Сказки тетушки Магды
Шрифт:
Слушай, парень… Мотай-ка ты отсюда поскорее, а?
Тим даже не удивился, как совпала эта просьба с его собственными предчувствиями. Но все-таки спросил:
Это почему еще?
Предчувствие у меня такое, - резко сказал Колин. – Ждет тебя казенный дом и большие хлопоты. Мотай, а? Стража на воротах – до полудня моя. Уходи, уезжай от греха… прямо с рассветом.
Тим, сам не понимая своего упрямства, покачал головой:
Нам играть сегодня…
Дурак. Ну, как знаешь… Я предупредил.
И Колин растворился
Остаток ночи Тим не спал. Ворочался в кровати, потом вскочил, подошел к окну. Уходить. Уходить как можно скорее. Ночная стража не выпустит, но едва рассветет, едва опустят мост… И дядюшка Рэй поймет его. Если все кончится хорошо, он нагонит труппу сразу после Карнавала. Если его, Тима, не будет в столице, актеров никто не тронет. Кому-то, кого Тим не знал, нужен он – это несомненно.
Тим не успел. Перед рассветом - хозяин едва успел отворить двери с ночи - в гостиницу, громко топая сапогами и гогоча, явилась ночная стража – и ухватила под локти одного из постояльцев, комедианта этого рыжего, болтуна, прости-Господи, и откуда только понаехали они, будь проклят этот Карнавал, и никакого покоя приличным людям. Кончита успела только сунуть ему кусок вчерашнего хлеба, а Мая украдкой перекрестила.
Хмурый, молчаливый стражник неодобрительно покосился, когда арестованный засунул руки в карманы и засвистел на ходу песенку, но даже древком алебарды не ткнул – проворчал только:
Пой, пташка, пой, скоро плакать придется…

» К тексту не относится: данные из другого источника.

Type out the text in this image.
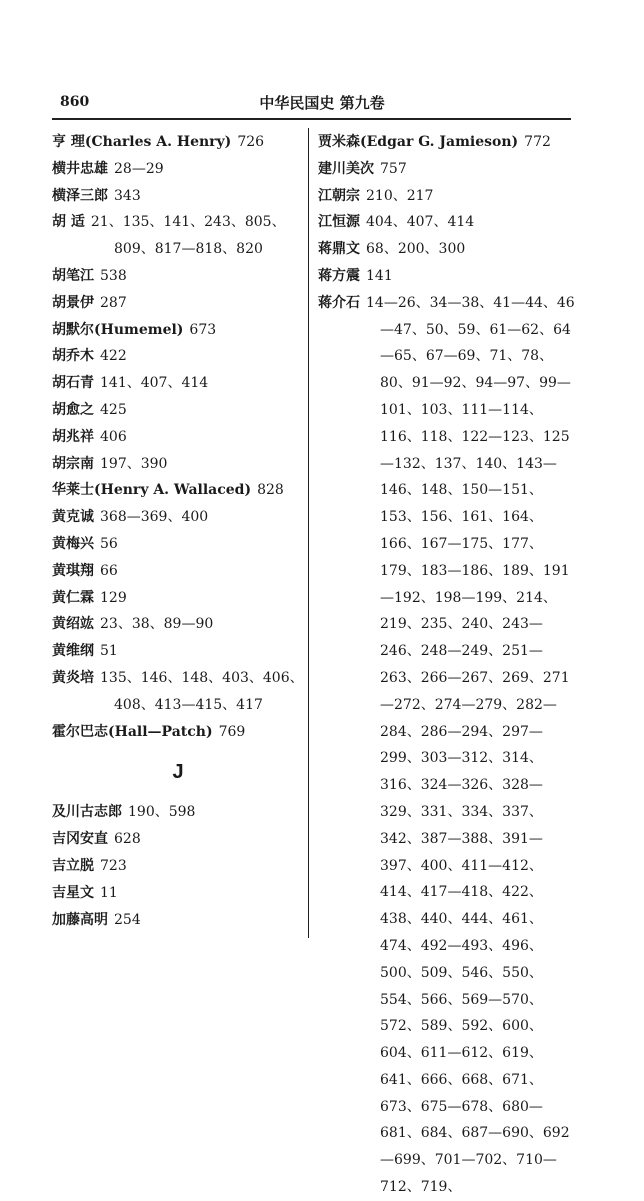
860	中华民国史 第九卷
亨 理(Charles A. Henry) 726
横井忠雄 28—29
横泽三郎 343
胡 适 21、135、141、243、805、809、817—818、820
胡笔江 538
胡景伊 287
胡默尔(Humemel) 673
胡乔木 422
胡石青 141、407、414
胡愈之 425
胡兆祥 406
胡宗南 197、390
华莱士(Henry A. Wallaced) 828
黄克诚 368—369、400
黄梅兴 56
黄琪翔 66
黄仁霖 129
黄绍竑 23、38、89—90
黄维纲 51
黄炎培 135、146、148、403、406、408、413—415、417
霍尔巴志(Hall—Patch) 769
J
及川古志郎 190、598
吉冈安直 628
吉立脱 723
吉星文 11
加藤高明 254
贾米森(Edgar G. Jamieson) 772
建川美次 757
江朝宗 210、217
江恒源 404、407、414
蒋鼎文 68、200、300
蒋方震 141
蒋介石 14—26、34—38、41—44、46—47、50、59、61—62、64—65、67—69、71、78、80、91—92、94—97、99—101、103、111—114、116、118、122—123、125—132、137、140、143—146、148、150—151、153、156、161、164、166、167—175、177、179、183—186、189、191—192、198—199、214、219、235、240、243—246、248—249、251—263、266—267、269、271—272、274—279、282—284、286—294、297—299、303—312、314、316、324—326、328—329、331、334、337、342、387—388、391—397、400、411—412、414、417—418、422、438、440、444、461、474、492—493、496、500、509、546、550、554、566、569—570、572、589、592、600、604、611—612、619、641、666、668、671、673、675—678、680—681、684、687—690、692—699、701—702、710—712、719、
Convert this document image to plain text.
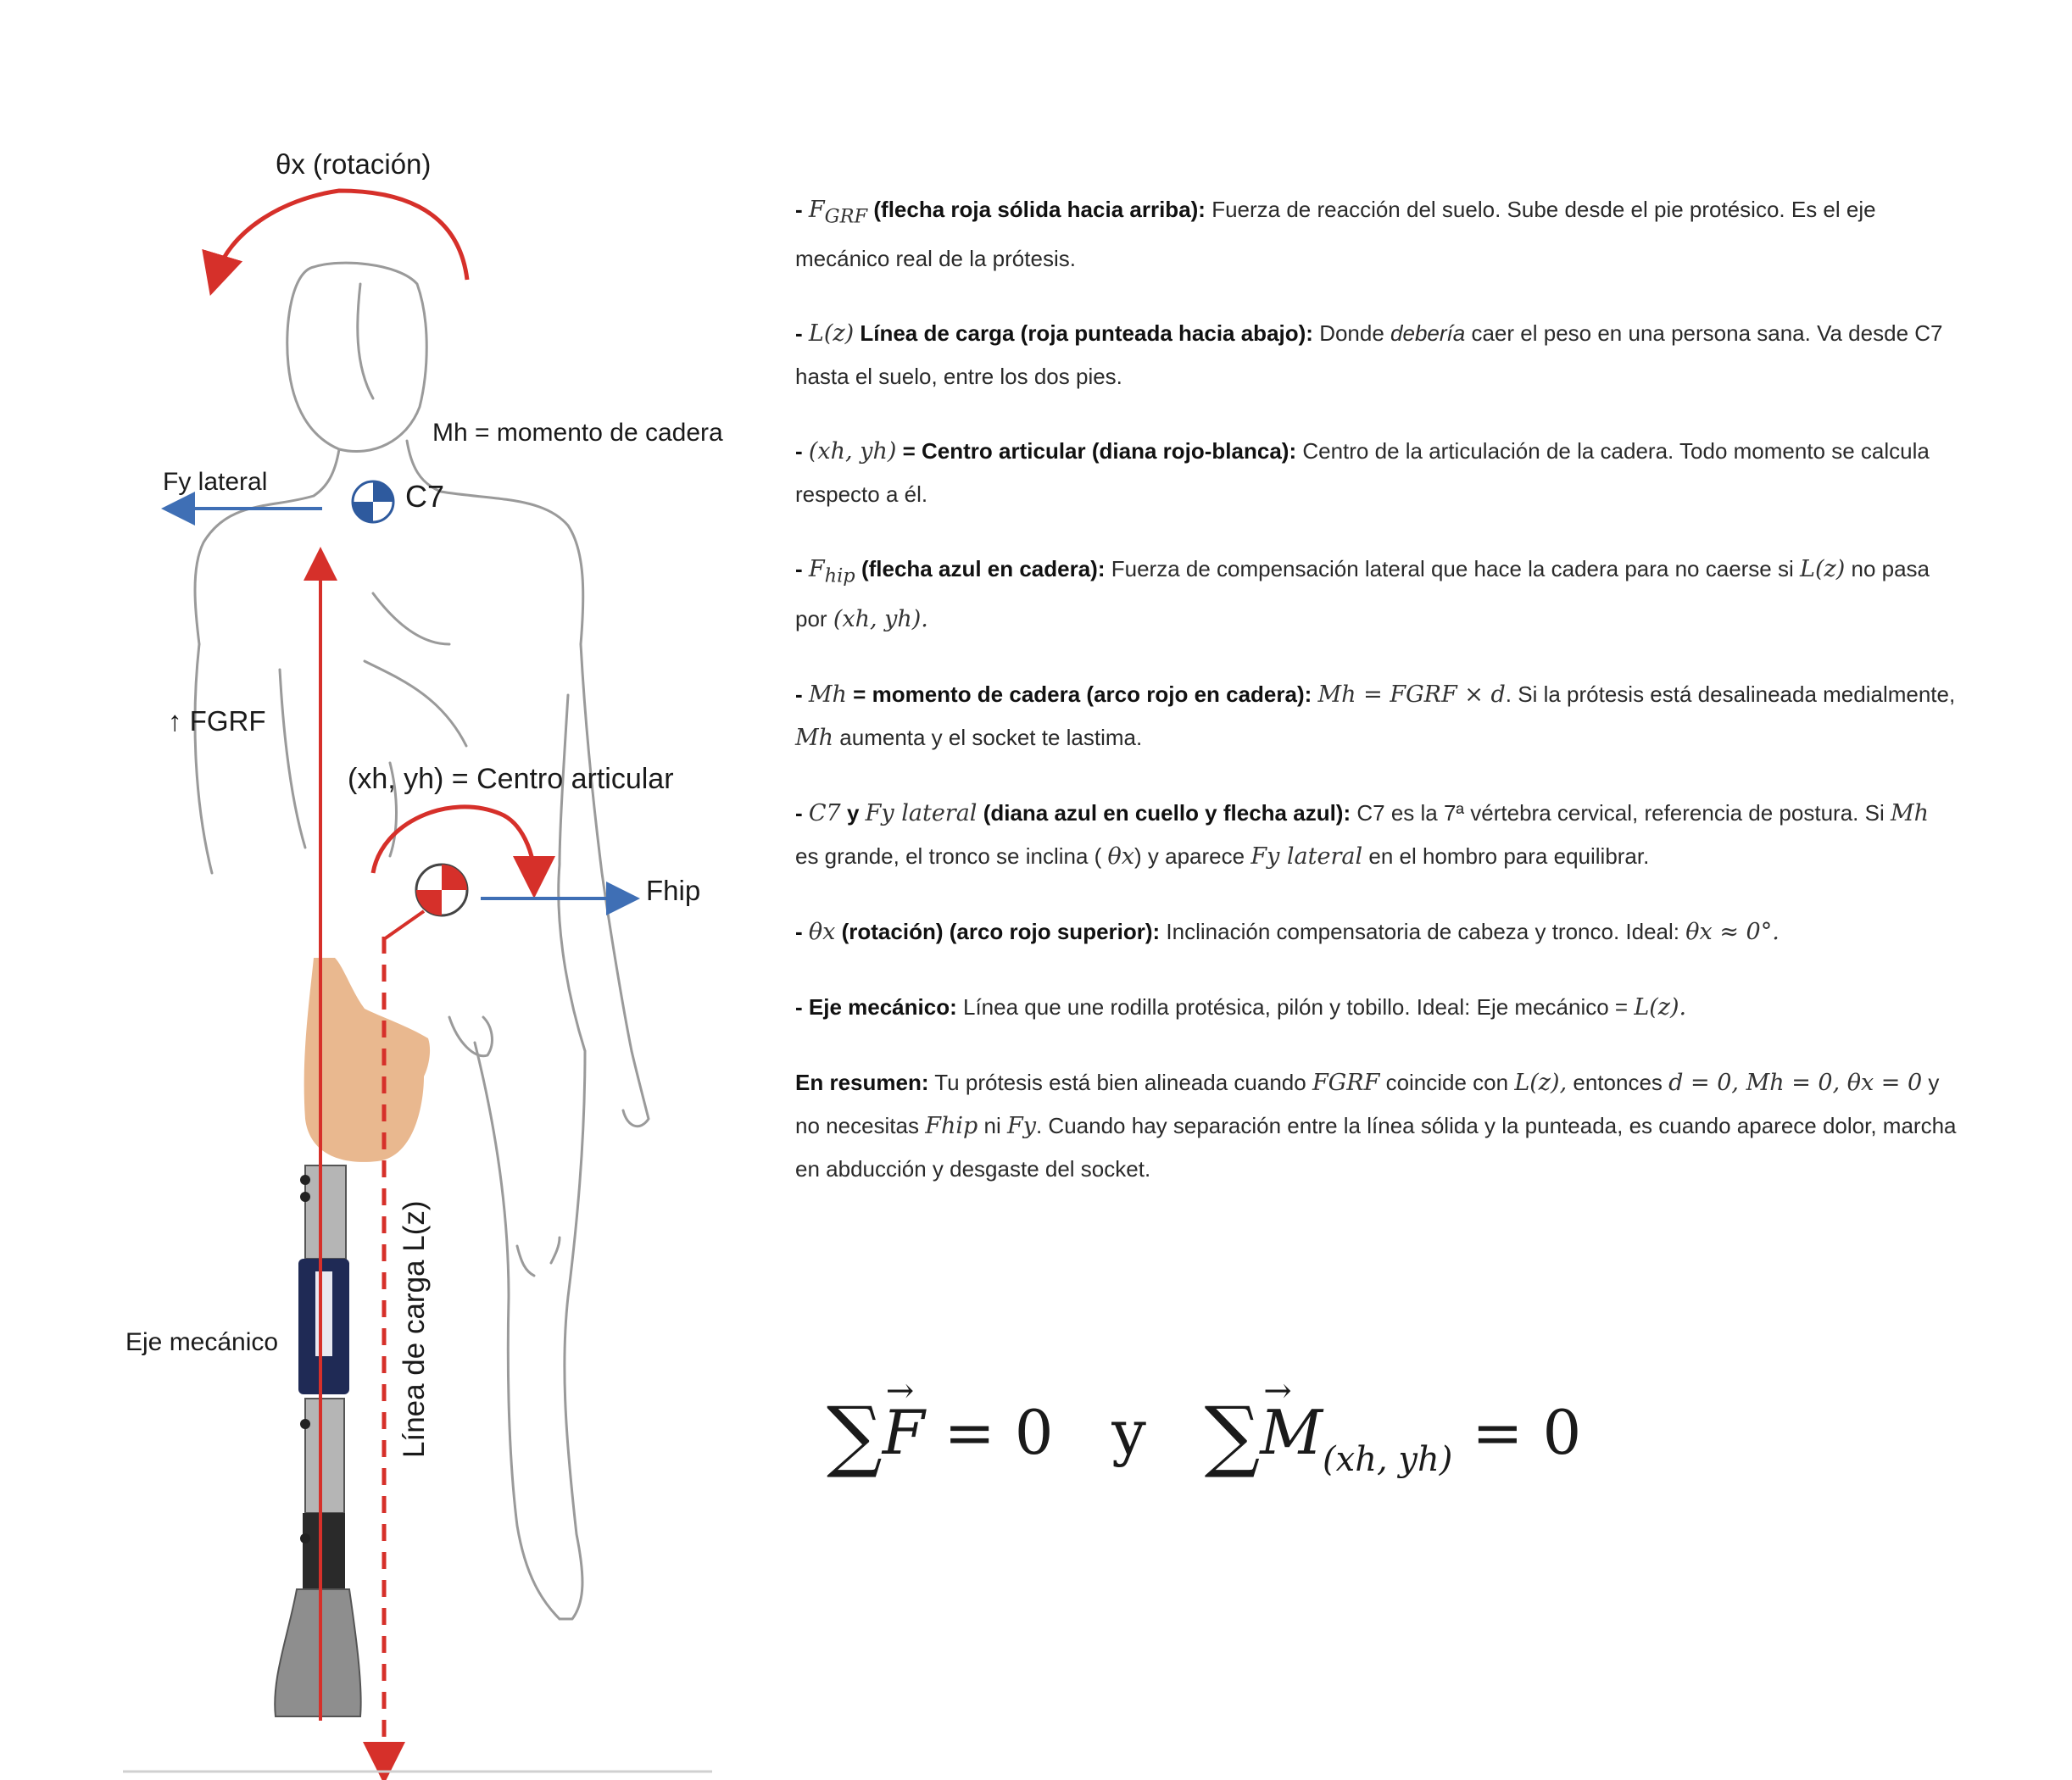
θx (rotación)
Mh = momento de cadera
Fy lateral	C7
↑ FGRF
(xh, yh) = Centro articular
Fhip
Eje mecánico	Línea de carga L(z)
- $F_{GRF}$ (flecha roja sólida hacia arriba): Fuerza de reacción del suelo. Sube desde el pie protésico. Es el eje mecánico real de la prótesis.
- L(z) Línea de carga (roja punteada hacia abajo): Donde debería caer el peso en una persona sana. Va desde C7 hasta el suelo, entre los dos pies.
- (xh, yh) = Centro articular (diana rojo-blanca): Centro de la articulación de la cadera. Todo momento se calcula respecto a él.
- $F_{hip}$ (flecha azul en cadera): Fuerza de compensación lateral que hace la cadera para no caerse si L(z) no pasa por (xh, yh).
- Mh = momento de cadera (arco rojo en cadera): Mh = FGRF × d. Si la prótesis está desalineada medialmente, Mh aumenta y el socket te lastima.
- C7 y Fy lateral (diana azul en cuello y flecha azul): C7 es la 7ª vértebra cervical, referencia de postura. Si Mh es grande, el tronco se inclina ( θx) y aparece Fy lateral en el hombro para equilibrar.
- θx (rotación) (arco rojo superior): Inclinación compensatoria de cabeza y tronco. Ideal: θx ≈ 0°.
- Eje mecánico: Línea que une rodilla protésica, pilón y tobillo. Ideal: Eje mecánico = L(z).
En resumen: Tu prótesis está bien alineada cuando FGRF coincide con L(z), entonces d = 0, Mh = 0, θx = 0 y no necesitas Fhip ni Fy. Cuando hay separación entre la línea sólida y la punteada, es cuando aparece dolor, marcha en abducción y desgaste del socket.
∑→ F = 0 y ∑→ $M_{(xh, yh)} = 0$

Камера его была тесной, но сухой и даже не очень холодной. Охапка соломы в углу (Тим растянулся на ней, подгреб под бока), зарешеченное окошко под самым потолком (кошке не пролезть), кружка воды и кусок хлеба, принесенные в обед стражником – с голоду не дадут помереть, и на том спасибо.
Ворочаясь с боку на бок, Тим гадал, в чем провинился перед здешним князем. А потом неожиданно успокоился. Из-за драки этой несчастной? Другой вины за собой он не знал. Так он не виноват – на него напали. Нет, Тим - бродяга-перекати-поле - не был, конечно, столь наивен, чтобы полагать, что его всерьез могут оправдать – кого из бедняков у нас когда оправдывали? Но князь Аретан, наверное, недаром носил прозвище Справедливый… А уж десяток плетей он как-нибудь перенесет. Самое большее, что грозило за драку в ночном переулке, - колодки. Это, конечно, хуже, но… не каторга же. А своих он все равно найдет.
Мысли его были прерваны скрипом несмазанной двери. В камеру, пригнувшись, вошел человек и остановился на середине. Хмуро посмотрел на Тима и сказал:
Вставай, пошли…
Тим приподнялся на локте… Вошедший был высок ростом и, наверное, важен чином – вон как вытянулся перед ним стражник. Серый, совсем простой, но добротный костюм, длинная дворянская шпага на богатой перевязи… темные кудри тщательно приглажены… хмурые темные глаза – такие знакомые. Тим вскочил:
Колин?!
Вставай, - повторил тот. – Живо.
Ты….
Молчи. Иди за мной.
Молча, быстро Колин вел его коридорами тюрьмы, и встречавшиеся в коридоре стражники отдавали им честь. Потом ударило по глазам яркое солнце, оглушил гомон городской улицы...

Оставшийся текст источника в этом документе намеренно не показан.